Lyon, Moscow and Helsinki are the cities with the next-shortest working hours.

Compared with many countries, though, we don't do badly, ranking at 17th of the 71 cities rated by the report and working 8% less than the global average.

In Hong Kong, for example, the average working week is 50 hours. New York, Beijing and Tokyo are also pretty industrious, with their workers clocking up 35.5 hours, 37.7 hours and 39.5 hours respectively.

But if it's longer holidays you want, the best place to head for is Bahrain. Here, workers get an average 34 days off every year. In the UK, the minimum is just 25 days, although that's two days more than the global average.

And pity workers in Shanghai, Bangkok and Beijing, where workers get just seven, nine and ten days' annual leave respectively.

Research has shown that working longer hours can increase the chances of suffering a stroke. Scientists at University College London found last year that people working 41 to 48 hours a week were 10% more likely to suffer a stroke than those working 35 to 40. Working 55 or more hours raised the risk by a third.

But fewer working hours doesn't necessarily mean that less gets done.
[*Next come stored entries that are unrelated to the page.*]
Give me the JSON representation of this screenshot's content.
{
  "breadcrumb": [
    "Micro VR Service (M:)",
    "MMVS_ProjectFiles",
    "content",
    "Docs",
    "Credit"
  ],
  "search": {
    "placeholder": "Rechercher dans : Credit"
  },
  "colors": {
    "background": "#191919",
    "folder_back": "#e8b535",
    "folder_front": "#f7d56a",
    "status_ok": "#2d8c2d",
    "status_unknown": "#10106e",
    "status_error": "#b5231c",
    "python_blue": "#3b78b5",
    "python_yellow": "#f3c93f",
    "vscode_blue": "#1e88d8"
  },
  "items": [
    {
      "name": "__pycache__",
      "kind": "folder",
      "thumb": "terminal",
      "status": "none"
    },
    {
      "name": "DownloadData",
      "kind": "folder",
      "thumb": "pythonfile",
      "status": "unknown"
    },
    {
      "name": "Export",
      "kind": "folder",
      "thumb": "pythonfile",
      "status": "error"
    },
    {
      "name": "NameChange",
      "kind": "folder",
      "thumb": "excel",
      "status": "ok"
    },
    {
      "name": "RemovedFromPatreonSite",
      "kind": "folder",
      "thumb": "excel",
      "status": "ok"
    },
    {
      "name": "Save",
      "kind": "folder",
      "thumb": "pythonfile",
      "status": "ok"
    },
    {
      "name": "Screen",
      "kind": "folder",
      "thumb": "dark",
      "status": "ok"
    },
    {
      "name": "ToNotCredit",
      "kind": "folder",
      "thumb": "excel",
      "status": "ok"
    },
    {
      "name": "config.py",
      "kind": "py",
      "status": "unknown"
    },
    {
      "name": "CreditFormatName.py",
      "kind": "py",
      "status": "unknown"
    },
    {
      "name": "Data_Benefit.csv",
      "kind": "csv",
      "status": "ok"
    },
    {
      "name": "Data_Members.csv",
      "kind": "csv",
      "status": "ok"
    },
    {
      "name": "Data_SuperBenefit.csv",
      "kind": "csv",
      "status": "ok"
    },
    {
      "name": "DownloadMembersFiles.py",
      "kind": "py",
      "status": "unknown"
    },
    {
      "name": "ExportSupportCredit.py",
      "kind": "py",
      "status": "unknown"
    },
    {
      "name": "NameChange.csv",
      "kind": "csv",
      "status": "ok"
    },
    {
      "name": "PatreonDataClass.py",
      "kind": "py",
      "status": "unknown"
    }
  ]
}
A recent experiment in Sweden has revealed that employees not only have better health if they work a six-hour day, but that they are more productive too. Many businesses are cutting their working week as a result.

And a surprising number of Brits say they'd be prepared to take a pay cut in return for fewer hours - one in four, according to a recent survey from the Scottish Widows' think-tank the Centre for the Modern Family.